The random mass shootings that get the most media attention are the rarest, Fox says. Most people who die of bullet wounds knew the identity of their killer.

Society moves on, he says, because of our ability to distance ourselves from the horror of the day, and because people believe that these tragedies are "one of the unfortunate prices we pay for our freedoms."}

Mass shootings are not growing in frequency, experts say - NY Daily News

I mean look at the single kid on kid murders that have been taking place in the past 25 years alone, and then these school shootings by these young men, and the rape that has become more prevalent now in America.

Real rape is at an all time low. "Date rape" is impossible to quantify since it only became recognized in the last couple of decades

{The U.S. Justice Department's National Crime Victimization Survey (considered our best measure of crime because its anonymous surveys capture offenses not reported to police) reports that rape has been falling dramatically for decades}

The decline of rape - Los Angeles Times

The chances of a woman being attacked and raped are the lowest in human history. A woman still might get drunk and wake up deciding the guy she fucked is ugly (date rape) though.
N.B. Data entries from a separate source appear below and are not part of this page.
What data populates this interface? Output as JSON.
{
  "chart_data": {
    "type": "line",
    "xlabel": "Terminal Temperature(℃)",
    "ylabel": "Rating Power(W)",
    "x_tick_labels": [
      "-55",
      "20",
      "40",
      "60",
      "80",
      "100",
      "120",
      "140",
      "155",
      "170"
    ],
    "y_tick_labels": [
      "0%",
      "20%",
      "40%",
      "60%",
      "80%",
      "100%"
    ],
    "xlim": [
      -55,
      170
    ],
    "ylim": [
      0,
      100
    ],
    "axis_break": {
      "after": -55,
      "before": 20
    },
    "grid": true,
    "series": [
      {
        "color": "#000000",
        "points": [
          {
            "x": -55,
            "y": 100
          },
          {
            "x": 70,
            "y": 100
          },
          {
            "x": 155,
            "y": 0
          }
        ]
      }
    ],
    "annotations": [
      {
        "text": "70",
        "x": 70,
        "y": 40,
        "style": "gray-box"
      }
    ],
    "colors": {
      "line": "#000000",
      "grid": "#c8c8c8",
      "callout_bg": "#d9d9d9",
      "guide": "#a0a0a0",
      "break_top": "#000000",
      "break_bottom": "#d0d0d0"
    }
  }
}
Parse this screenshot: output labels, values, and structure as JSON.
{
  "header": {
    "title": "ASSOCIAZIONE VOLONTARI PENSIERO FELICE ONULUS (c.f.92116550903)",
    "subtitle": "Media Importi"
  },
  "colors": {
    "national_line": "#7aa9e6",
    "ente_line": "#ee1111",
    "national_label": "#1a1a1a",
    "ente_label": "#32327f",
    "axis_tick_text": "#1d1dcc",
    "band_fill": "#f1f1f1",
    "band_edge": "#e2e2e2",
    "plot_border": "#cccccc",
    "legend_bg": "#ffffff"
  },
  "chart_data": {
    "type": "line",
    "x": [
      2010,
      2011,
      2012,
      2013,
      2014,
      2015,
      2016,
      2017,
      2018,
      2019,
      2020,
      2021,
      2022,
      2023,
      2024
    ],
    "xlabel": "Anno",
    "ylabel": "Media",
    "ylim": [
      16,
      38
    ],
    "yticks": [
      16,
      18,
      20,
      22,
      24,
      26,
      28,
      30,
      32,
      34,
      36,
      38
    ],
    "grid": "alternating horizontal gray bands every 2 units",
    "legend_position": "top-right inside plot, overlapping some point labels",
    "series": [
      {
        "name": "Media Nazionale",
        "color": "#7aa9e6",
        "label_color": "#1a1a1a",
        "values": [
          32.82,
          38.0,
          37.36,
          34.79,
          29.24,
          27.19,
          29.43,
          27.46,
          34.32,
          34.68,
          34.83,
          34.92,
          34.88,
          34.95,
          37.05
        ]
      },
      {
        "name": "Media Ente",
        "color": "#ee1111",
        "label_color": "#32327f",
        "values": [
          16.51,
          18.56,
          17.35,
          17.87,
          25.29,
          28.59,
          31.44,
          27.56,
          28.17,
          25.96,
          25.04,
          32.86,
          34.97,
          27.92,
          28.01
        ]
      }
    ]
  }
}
It seems that a volatile cocktail gets mixed into these young people heads, and all depending on the young person or young adult's character, we get what we get as a result of this cocktail and/or mixture.

We have a serious problem with our culture. We celebrate the lowest points and denigrate anything that rises above. We are a nation in decline.

Problem is that people have had their head in the sand about this stuff forever now, but why ? Why have we sat back and allowed these things to get this bad ?

The assault on our culture was a deliberately conducted war. Those prosecuting the culture war had eyes wide open, and they had a plan.
 
As long as you try to turn this discussion into my agenda Catz, we have nothing to discuss since I don't have an agenda here other than to have a discussion about how best to deal with the problem. I have already conceded that you don't think we have a problem. And you have been invited to show how if you take the and show that killers gunning down large groups of innocent people is no more prevalent now than it has ever been, go for it.

I am perfectly willing to be wrong in my perception. But so far, nobody has shown me that I am. Without demonstrated evidence anybody's opinion is as good as anybody's.

I've already provided the evidence you asked for. Uncensored just provided it again, in the post above this one. Is the FBI not a trustworthy source for you?

http://en.wikipedia.org/wiki/Mass_murder

Mass murders by gang members are relatively rare (because by definition, a mass murder has at least 4 victims), and they generally aren't gang-related (committed to further the purposes of the gang). One of my former clients committed a multiple homicide in a taqueria in the 1990s. He didn't do it for the gang, he did it because he was mentally ill, high on cocaine, and it happened during the comission of a felony robbery. The people he killed were random and innocent, not rival gang members.

A lot of the drug-related mass murders you are probably thinking about haven't happened in the U.S., though they are commonly committed by drug gangs in Mexico.